The Viking led us in a wide circle until we could see the front of the house with its solid oaken door, heavy iron hinges and locks, the bars at the windows in front of the lattice. A well-maintained and defendable manor house. Again the bird made a noise. Were they hoping we would go away? Were they expecting us to attack.7
Gunnar next told half the party to stay with me at the front while he circled the house. He was looking for something in particular now, I could tell. He murmured under his breath and counted something off on his fingers. He had recognized the place and feared it.
Certainly his manner changed radically. He yelled for us to get back, to get down to the ship immediately.
His men were used to obeying him. Their own superstition did the rest. Within seconds they were all stumbling back through the undergrowth, catching their hasty feet and cursing, using their
swords to hack their way clear, thoroughly infected by their master's panic.

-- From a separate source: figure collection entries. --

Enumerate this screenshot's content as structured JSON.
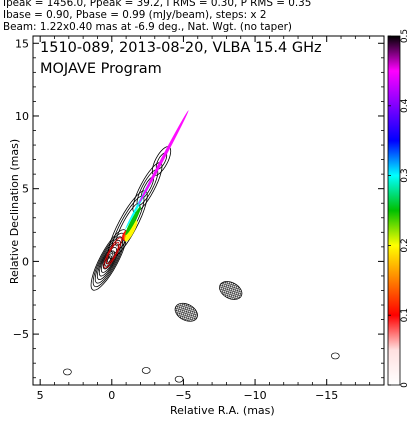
{
  "header": {
    "line1": "Ipeak = 1456.0, Ppeak = 39.2, I RMS = 0.30, P RMS = 0.35",
    "line2": "Ibase = 0.90, Pbase = 0.99 (mJy/beam), steps: x 2",
    "line3": "Beam: 1.22x0.40 mas at -6.9 deg., Nat. Wgt. (no taper)"
  },
  "chart_data": {
    "type": "heatmap",
    "title": "1510-089, 2013-08-20, VLBA 15.4 GHz",
    "subtitle": "MOJAVE Program",
    "xlabel": "Relative R.A. (mas)",
    "ylabel": "Relative Declination (mas)",
    "xlim": [
      5.5,
      -19
    ],
    "ylim": [
      -8.5,
      15.5
    ],
    "x_ticks": [
      5,
      0,
      -5,
      -10,
      -15
    ],
    "x_tick_labels": [
      "5",
      "0",
      "−5",
      "−10",
      "−15"
    ],
    "y_ticks": [
      15,
      10,
      5,
      0,
      -5
    ],
    "y_tick_labels": [
      "15",
      "10",
      "5",
      "0",
      "−5"
    ],
    "colorbar": {
      "range": [
        0,
        0.5
      ],
      "ticks": [
        0,
        0.1,
        0.2,
        0.3,
        0.4,
        0.5
      ],
      "tick_labels": [
        "0",
        "0.1",
        "0.2",
        "0.3",
        "0.4",
        "0.5"
      ],
      "colors": [
        "#ffffff",
        "#ffe0e0",
        "#ff0000",
        "#ff8000",
        "#ffff00",
        "#00c000",
        "#00ffff",
        "#0000ff",
        "#8000ff",
        "#ff00ff",
        "#000000"
      ]
    },
    "features": {
      "core": {
        "x": 0.2,
        "y": 0.1
      },
      "jet_components": [
        {
          "x": -1.5,
          "y": 1.8
        },
        {
          "x": -2.5,
          "y": 5.5
        },
        {
          "x": -3.3,
          "y": 8.5
        }
      ],
      "hatched_regions": [
        {
          "x": -5.2,
          "y": -3.5
        },
        {
          "x": -8.3,
          "y": -2.0
        }
      ],
      "noise_features": [
        {
          "x": 3.1,
          "y": -7.6
        },
        {
          "x": -2.4,
          "y": -7.5
        },
        {
          "x": -4.7,
          "y": -8.1
        },
        {
          "x": -15.6,
          "y": -6.5
        }
      ]
    }
  }
}
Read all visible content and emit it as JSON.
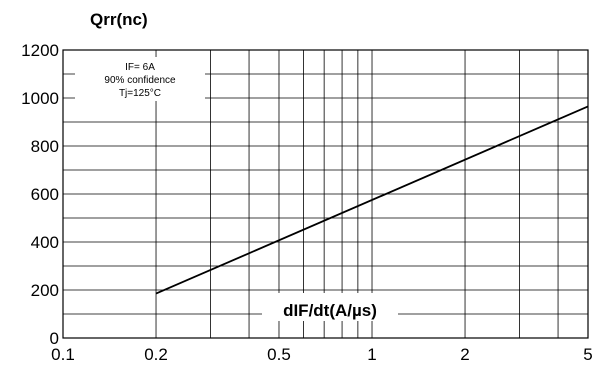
{
  "chart_data": {
    "type": "line",
    "title": "",
    "ylabel": "Qrr(nc)",
    "xlabel": "dIF/dt(A/µs)",
    "x_scale": "log",
    "xlim": [
      0.1,
      5
    ],
    "ylim": [
      0,
      1200
    ],
    "x_ticks": [
      0.1,
      0.2,
      0.5,
      1,
      2,
      5
    ],
    "x_tick_labels": [
      "0.1",
      "0.2",
      "0.5",
      "1",
      "2",
      "5"
    ],
    "y_ticks": [
      0,
      200,
      400,
      600,
      800,
      1000,
      1200
    ],
    "y_tick_labels": [
      "0",
      "200",
      "400",
      "600",
      "800",
      "1000",
      "1200"
    ],
    "grid": true,
    "annotations": [
      "IF= 6A",
      "90% confidence",
      "Tj=125°C"
    ],
    "series": [
      {
        "x": [
          0.2,
          5
        ],
        "y": [
          185,
          965
        ]
      }
    ]
  }
}
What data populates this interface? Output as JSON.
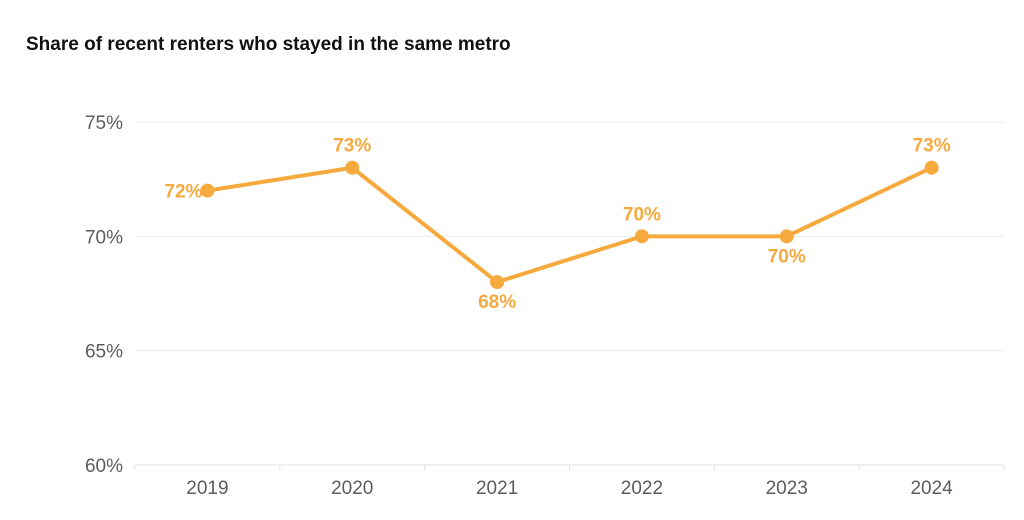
{
  "chart_data": {
    "type": "line",
    "title": "Share of recent renters who stayed in the same metro",
    "xlabel": "",
    "ylabel": "",
    "categories": [
      "2019",
      "2020",
      "2021",
      "2022",
      "2023",
      "2024"
    ],
    "series": [
      {
        "values": [
          72,
          73,
          68,
          70,
          70,
          73
        ],
        "labels": [
          "72%",
          "73%",
          "68%",
          "70%",
          "70%",
          "73%"
        ],
        "label_positions": [
          "left",
          "above",
          "below",
          "above",
          "below",
          "above"
        ]
      }
    ],
    "ylim": [
      60,
      75
    ],
    "yticks": [
      60,
      65,
      70,
      75
    ],
    "ytick_labels": [
      "60%",
      "65%",
      "70%",
      "75%"
    ],
    "grid": true,
    "colors": {
      "line": "#f6aa3d",
      "text": "#f6aa3d"
    }
  }
}
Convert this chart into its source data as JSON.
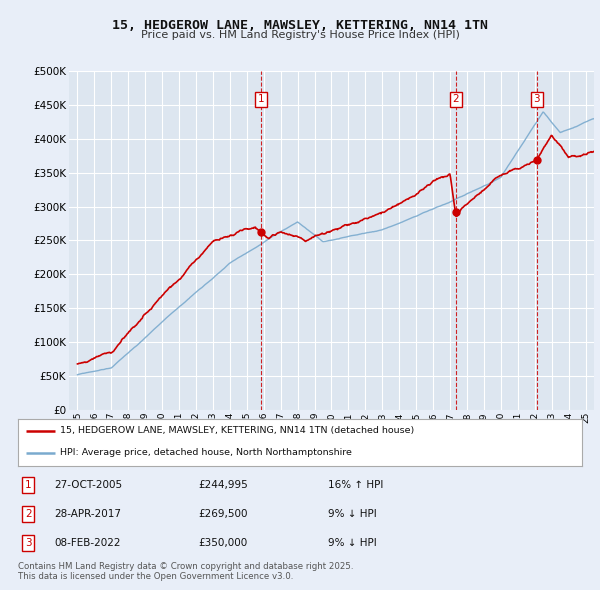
{
  "title": "15, HEDGEROW LANE, MAWSLEY, KETTERING, NN14 1TN",
  "subtitle": "Price paid vs. HM Land Registry's House Price Index (HPI)",
  "background_color": "#e8eef8",
  "plot_bg_color": "#dde6f0",
  "grid_color": "#ffffff",
  "transactions": [
    {
      "num": 1,
      "date_label": "27-OCT-2005",
      "date_x": 2005.82,
      "price": 244995,
      "pct": "16% ↑ HPI"
    },
    {
      "num": 2,
      "date_label": "28-APR-2017",
      "date_x": 2017.33,
      "price": 269500,
      "pct": "9% ↓ HPI"
    },
    {
      "num": 3,
      "date_label": "08-FEB-2022",
      "date_x": 2022.12,
      "price": 350000,
      "pct": "9% ↓ HPI"
    }
  ],
  "legend_line1": "15, HEDGEROW LANE, MAWSLEY, KETTERING, NN14 1TN (detached house)",
  "legend_line2": "HPI: Average price, detached house, North Northamptonshire",
  "footer": "Contains HM Land Registry data © Crown copyright and database right 2025.\nThis data is licensed under the Open Government Licence v3.0.",
  "ylim": [
    0,
    500000
  ],
  "yticks": [
    0,
    50000,
    100000,
    150000,
    200000,
    250000,
    300000,
    350000,
    400000,
    450000,
    500000
  ],
  "xlim": [
    1994.5,
    2025.5
  ],
  "red_color": "#cc0000",
  "blue_color": "#7aaace",
  "transaction_dot_color": "#cc0000"
}
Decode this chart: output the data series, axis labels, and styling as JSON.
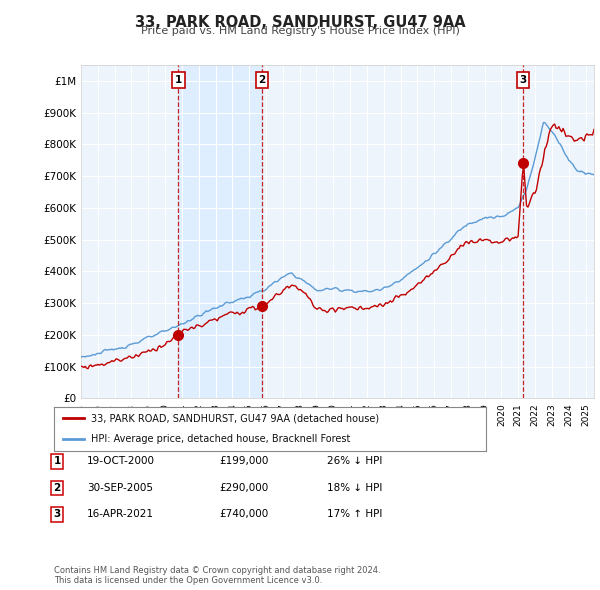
{
  "title": "33, PARK ROAD, SANDHURST, GU47 9AA",
  "subtitle": "Price paid vs. HM Land Registry's House Price Index (HPI)",
  "ylim": [
    0,
    1050000
  ],
  "yticks": [
    0,
    100000,
    200000,
    300000,
    400000,
    500000,
    600000,
    700000,
    800000,
    900000,
    1000000
  ],
  "ytick_labels": [
    "£0",
    "£100K",
    "£200K",
    "£300K",
    "£400K",
    "£500K",
    "£600K",
    "£700K",
    "£800K",
    "£900K",
    "£1M"
  ],
  "sale_dates": [
    2000.79,
    2005.75,
    2021.29
  ],
  "sale_prices": [
    199000,
    290000,
    740000
  ],
  "sale_labels": [
    "1",
    "2",
    "3"
  ],
  "hpi_color": "#5b9bd5",
  "price_color": "#c00000",
  "vline_color": "#c00000",
  "shade_color": "#ddeeff",
  "background_color": "#ffffff",
  "plot_bg_color": "#eef4fb",
  "grid_color": "#ffffff",
  "legend_label_red": "33, PARK ROAD, SANDHURST, GU47 9AA (detached house)",
  "legend_label_blue": "HPI: Average price, detached house, Bracknell Forest",
  "table_entries": [
    {
      "num": "1",
      "date": "19-OCT-2000",
      "price": "£199,000",
      "hpi": "26% ↓ HPI"
    },
    {
      "num": "2",
      "date": "30-SEP-2005",
      "price": "£290,000",
      "hpi": "18% ↓ HPI"
    },
    {
      "num": "3",
      "date": "16-APR-2021",
      "price": "£740,000",
      "hpi": "17% ↑ HPI"
    }
  ],
  "footnote": "Contains HM Land Registry data © Crown copyright and database right 2024.\nThis data is licensed under the Open Government Licence v3.0.",
  "xmin": 1995.0,
  "xmax": 2025.5
}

And panic it was! Gunnar was clearly terrified.
I would have followed had not the door opened and a rather gaunt, black-clad individual whom I did not recall greeted me with cold familiarity.
"Good morning, Prince Elric. Perhaps you'd take a little breakfast with me?"
He spoke High Melnibonean, though he was a human. His face was almost fleshless, a cadaverous skull. His eyes were set so deep in their sockets it seemed a vacuum regarded you. His thin, pale lips forced a partial smile as he saw my surprise.